La conclusión es clara, una paleta de ibérico de cebo cuesta una media de 50 euros la pieza, si tenemos en cuenta que podemos sacarle una media de 30 raciones para dos personas, su rentabilidad está más que garantizada. Sin tener en cuenta que la calidad de un ibérico de cebo, por justo que esté, gana con creces en la competición.
Cada jamón tiene su sitio y hay serranos de muy buena calidad, buenísima; no pretendo, el cerdo protagonista de esta refriega me libre, desprestigiar o minusvalorar el jamón serrano, pero duele mucho que el ibérico solo sea para ocasiones especiales y no se tenga una paleta en casa para su consumo habitual, como cuando se compraban pilas alcalinas de forma masiva y los acumuladores que se podían recargar un mínimo de 1000 veces costaban lo mismo y no se adquirían. El ahorro es muy importante y decorativamente una paleta queda preciosa.

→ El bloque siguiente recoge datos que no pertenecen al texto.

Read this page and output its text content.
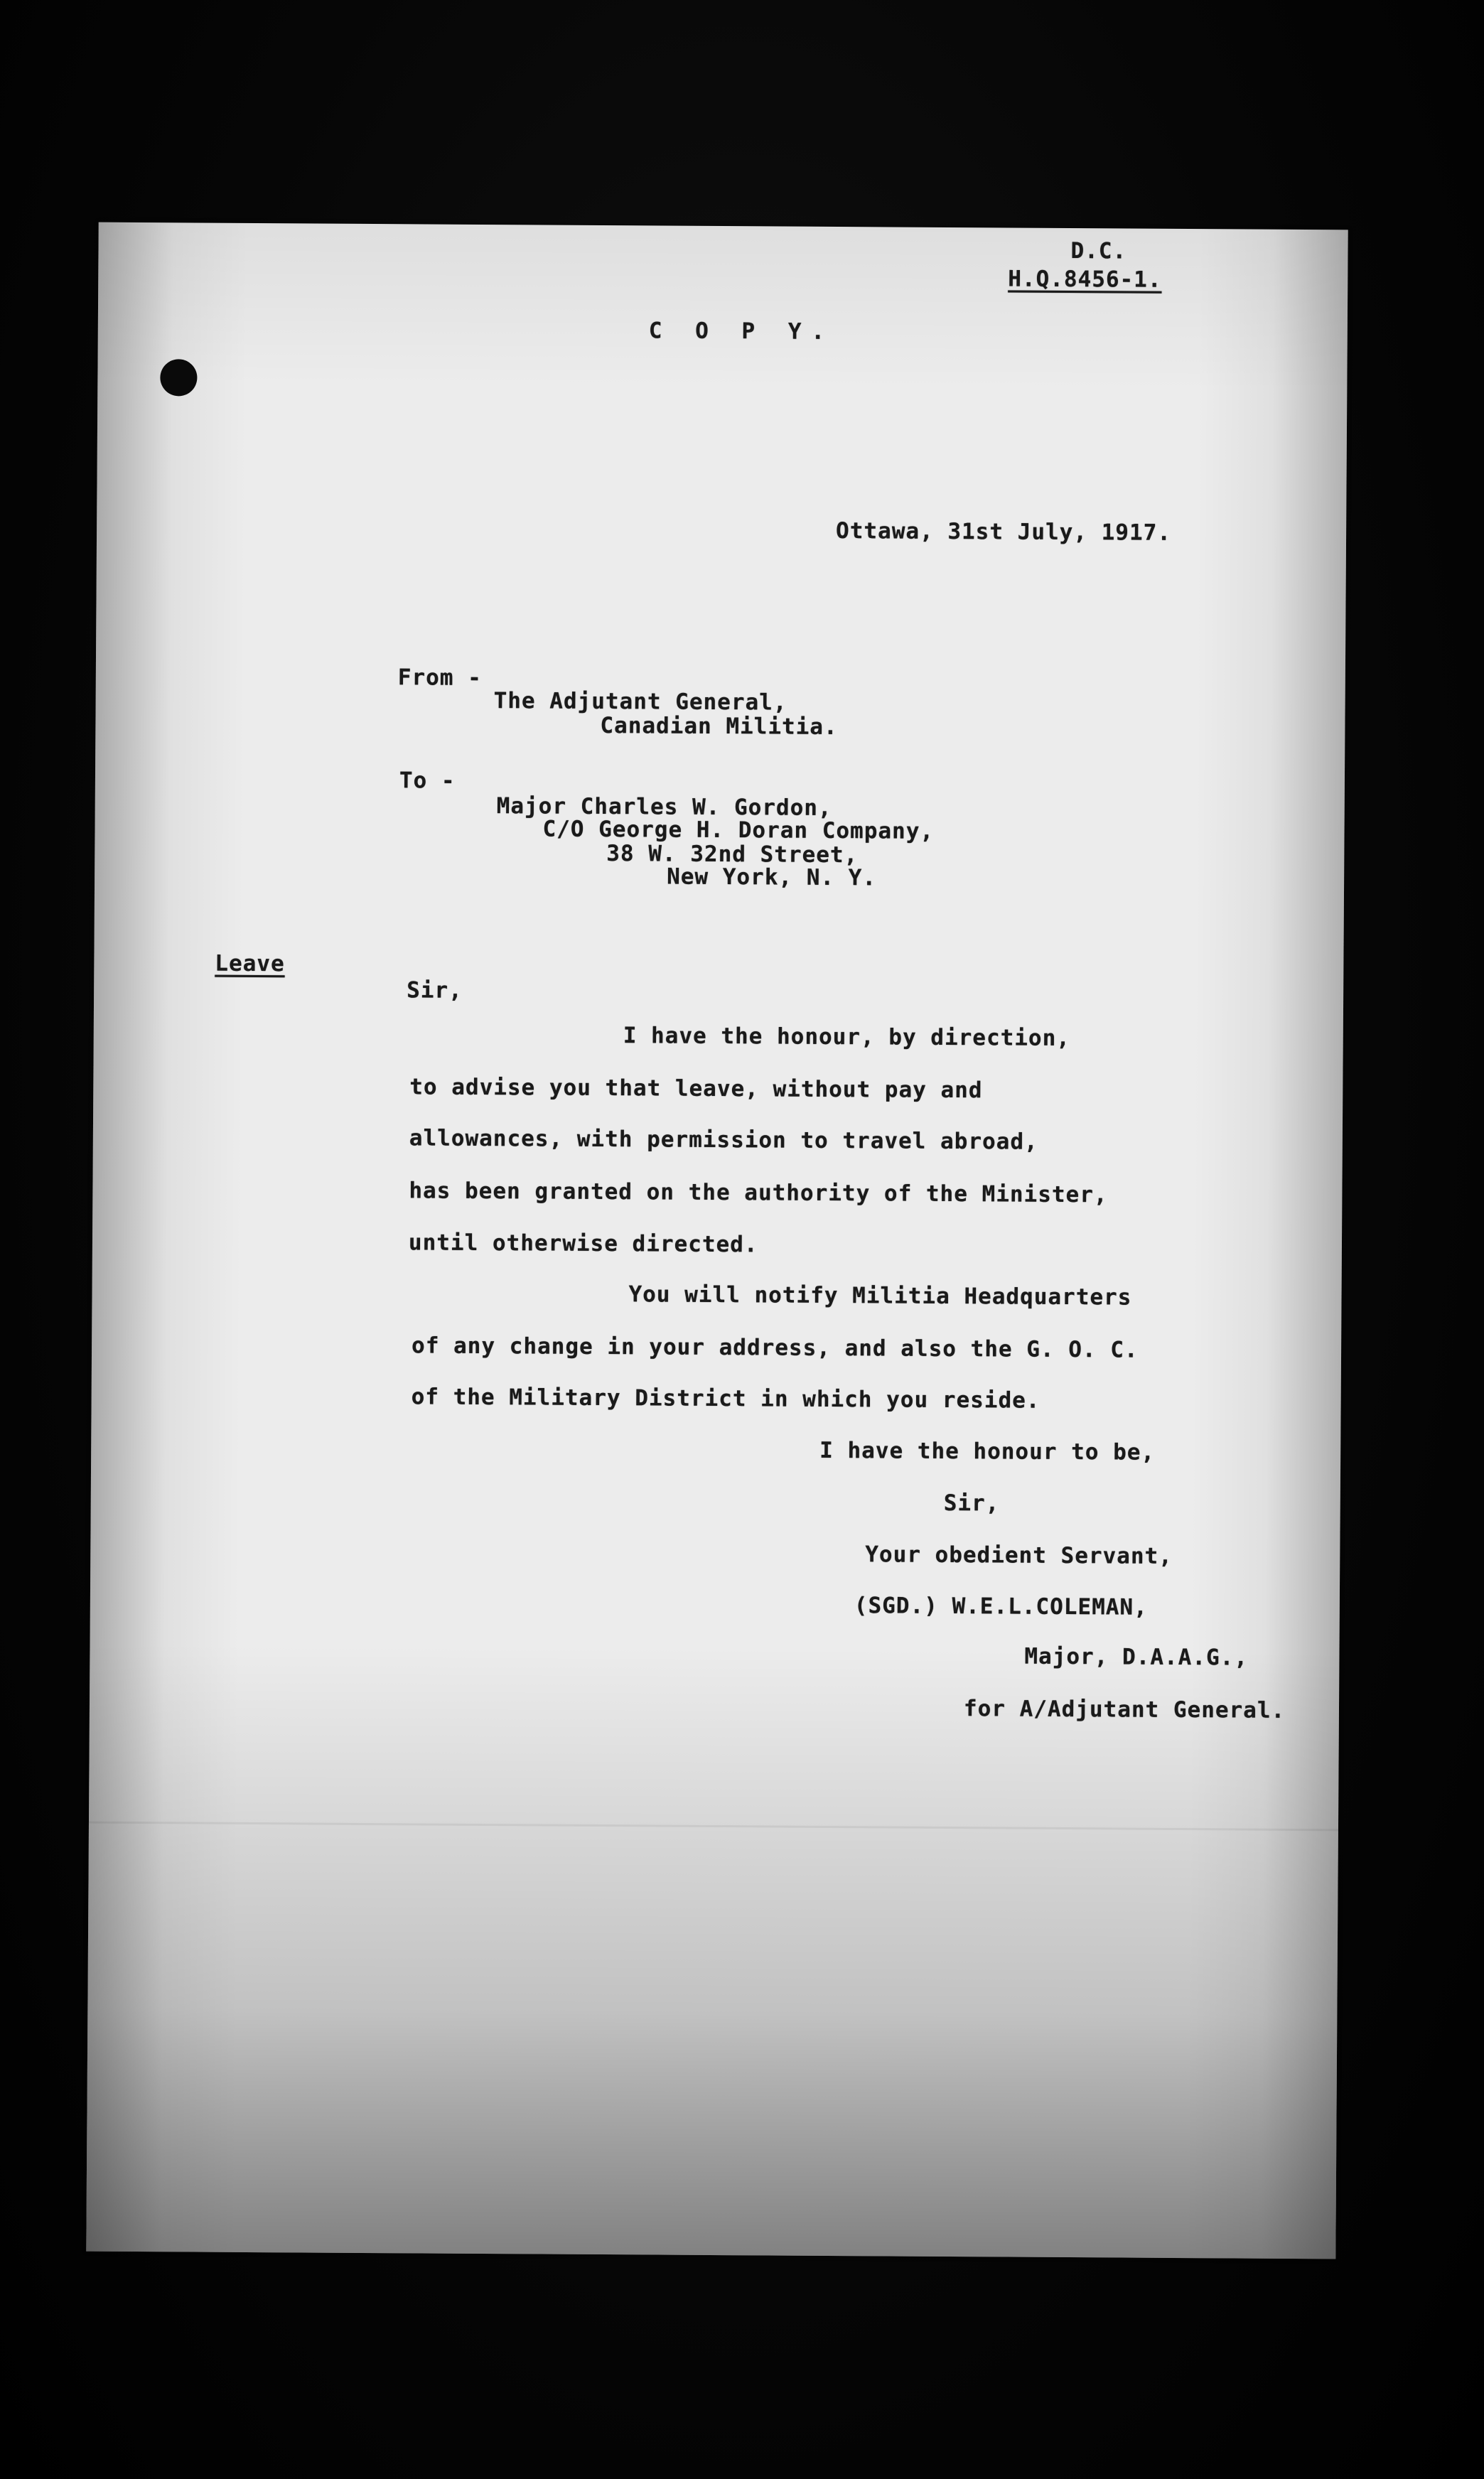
D.C.
H.Q.8456-1.
C O P Y.
Ottawa, 31st July, 1917.
From -
The Adjutant General,
Canadian Militia.
To -
Major Charles W. Gordon,
C/O George H. Doran Company,
38 W. 32nd Street,
New York, N. Y.
Leave
Sir,
I have the honour, by direction,
to advise you that leave, without pay and
allowances, with permission to travel abroad,
has been granted on the authority of the Minister,
until otherwise directed.
You will notify Militia Headquarters
of any change in your address, and also the G. O. C.
of the Military District in which you reside.
I have the honour to be,
Sir,
Your obedient Servant,
(SGD.) W.E.L.COLEMAN,
Major, D.A.A.G.,
for A/Adjutant General.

Así que a comprar un jamonero, un buen cuchillo y asaltemos la sección de jamones ibéricos, liénse a cortar con un cómodo tutorial descargado de internet y disfruten como cochinos de ese producto tan maravilloso, el jamón ibérico.
ELPEROLAS
3 de abril de 2012
200 GRAMOS DE PURO VICIO. PALETA DE JOSELITO.

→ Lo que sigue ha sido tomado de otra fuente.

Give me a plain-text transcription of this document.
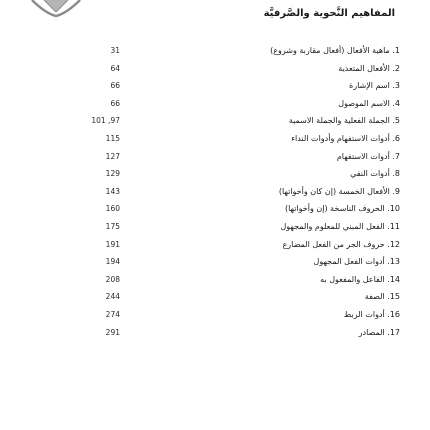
المفاهيم النَّحوية والصَّرفيَّة
31	1. ماهية الأفعال (أفعال مقاربة وشروع)
64	2. الأفعال المتعدية
66	3. اسم الإشارة
66	4. الاسم الموصول
101 ,97	5. الجملة الفعلية والجملة الاسمية
115	6. أدوات الاستفهام وأدوات النداء
127	7. أدوات الاستفهام
129	8. أدوات النفي
143	9. الأفعال الخمسة (إن كان وأخواتها)
160	10. الحروف الناسخة (إن وأخواتها)
175	11. الفعل المبني للمعلوم والمجهول
191	12. حروف الجر من الفعل المضارع
194	13. أدوات الفعل المجهول
208	14. الفاعل والمفعول به
244	15. الصفة
274	16. أدوات الربط
291	17. المصادر
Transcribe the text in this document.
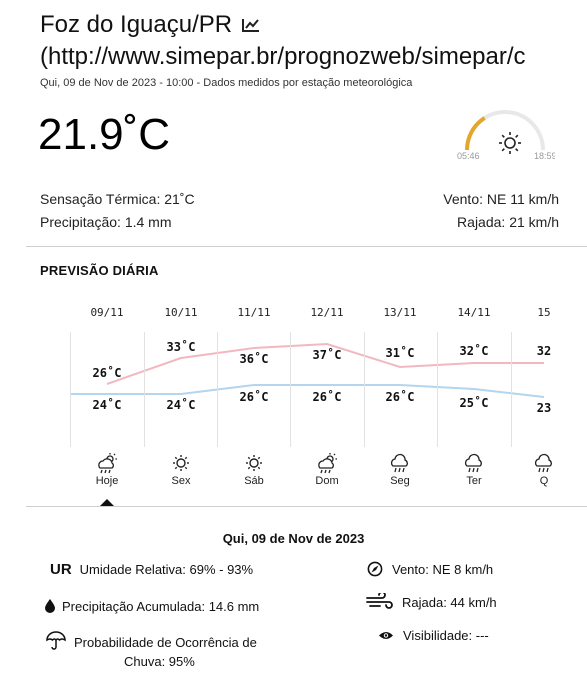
Foz do Iguaçu/PR
(http://www.simepar.br/prognozweb/simepar/c
Qui, 09 de Nov de 2023 - 10:00 - Dados medidos por estação meteorológica
21.9˚C	05:46	18:59
Sensação Térmica: 21˚C
Precipitação: 1.4 mm
Vento: NE 11 km/h
Rajada: 21 km/h
PREVISÃO DIÁRIA
09/11
26˚C
24˚C
Hoje
10/11
33˚C
24˚C
Sex
11/11
36˚C
26˚C
Sáb
12/11
37˚C
26˚C
Dom
13/11
31˚C
26˚C
Seg
14/11
32˚C
25˚C
Ter
15
32
23
Q
Qui, 09 de Nov de 2023
UR Umidade Relativa: 69% - 93%
Precipitação Acumulada: 14.6 mm
Probabilidade de Ocorrência de
Chuva: 95%
Vento: NE 8 km/h
Rajada: 44 km/h
Visibilidade: ---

Lunes 2 de Abril, a eso de las dos y media, suena el teléfono, ¿que vamos a comer hoy?..... silencio incomodo, no se algo se me ocurrirá, vale luego nos vemos. Después de descubrir que con un puerro, dos huevos camperos, un calabacín "arrugao", media docena de naranjas y el cerebro rozando el encefalograma plano no soy capaz de desarrollar ningún plato, que si hubiera surgido era como para presentarlo a las guarridongandas de David de Jorge, recurro a lo fácil.

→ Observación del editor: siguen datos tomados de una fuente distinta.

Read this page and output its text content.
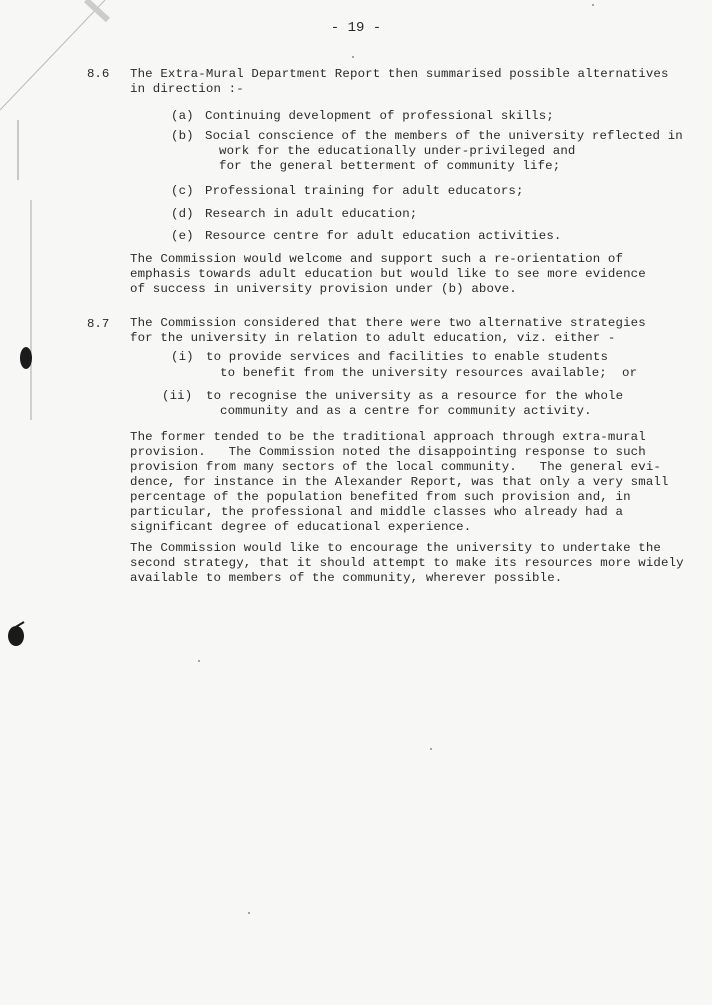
- 19 -
8.6 The Extra-Mural Department Report then summarised possible alternatives
in direction :-
(a) Continuing development of professional skills;
(b) Social conscience of the members of the university reflected in
work for the educationally under-privileged and
for the general betterment of community life;
(c) Professional training for adult educators;
(d) Research in adult education;
(e) Resource centre for adult education activities.
The Commission would welcome and support such a re-orientation of
emphasis towards adult education but would like to see more evidence
of success in university provision under (b) above.
8.7 The Commission considered that there were two alternative strategies
for the university in relation to adult education, viz. either -
(i) to provide services and facilities to enable students
to benefit from the university resources available;  or
(ii) to recognise the university as a resource for the whole
community and as a centre for community activity.
The former tended to be the traditional approach through extra-mural
provision.   The Commission noted the disappointing response to such
provision from many sectors of the local community.   The general evi-
dence, for instance in the Alexander Report, was that only a very small
percentage of the population benefited from such provision and, in
particular, the professional and middle classes who already had a
significant degree of educational experience.
The Commission would like to encourage the university to undertake the
second strategy, that it should attempt to make its resources more widely
available to members of the community, wherever possible.
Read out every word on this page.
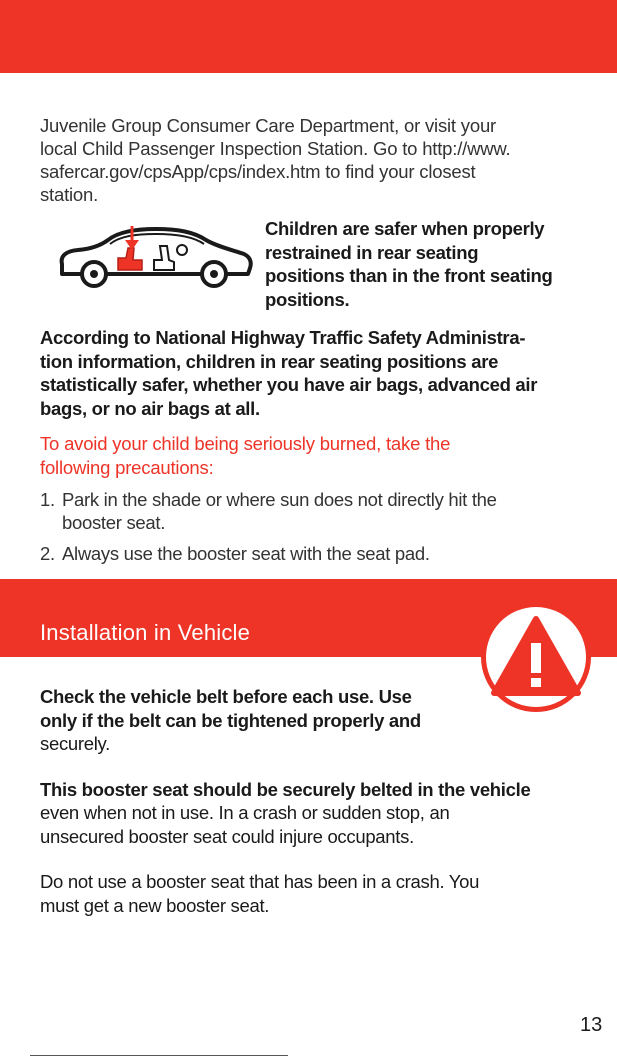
Juvenile Group Consumer Care Department, or visit your
local Child Passenger Inspection Station. Go to http://www.
safercar.gov/cpsApp/cps/index.htm to find your closest
station.
Children are safer when properly
restrained in rear seating
positions than in the front seating
positions.
According to National Highway Traffic Safety Administra-
tion information, children in rear seating positions are
statistically safer, whether you have air bags, advanced air
bags, or no air bags at all.
To avoid your child being seriously burned, take the
following precautions:
1. Park in the shade or where sun does not directly hit the
booster seat.
2. Always use the booster seat with the seat pad.
Installation in Vehicle

Check the vehicle belt before each use. Use
only if the belt can be tightened properly and
securely.

This booster seat should be securely belted in the vehicle
even when not in use. In a crash or sudden stop, an
unsecured booster seat could injure occupants.

Do not use a booster seat that has been in a crash. You
must get a new booster seat.

13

Visita a la delikatessen del Horno Artesano de Monasterio de Urdax en el barrio Pamplones de S.Juan y 200 grametes de paleta de Joselito, un pan cabezón de medio kilo y a disfrutar. La foto que veis es tal cual el paquete, cortado fino y con sus separadores. Aprovechar que el viernes es vigilia y el jamón ni tocar. No me he podido resistir a escribir el post, como se nota que hacia tiempo que no lo cataba.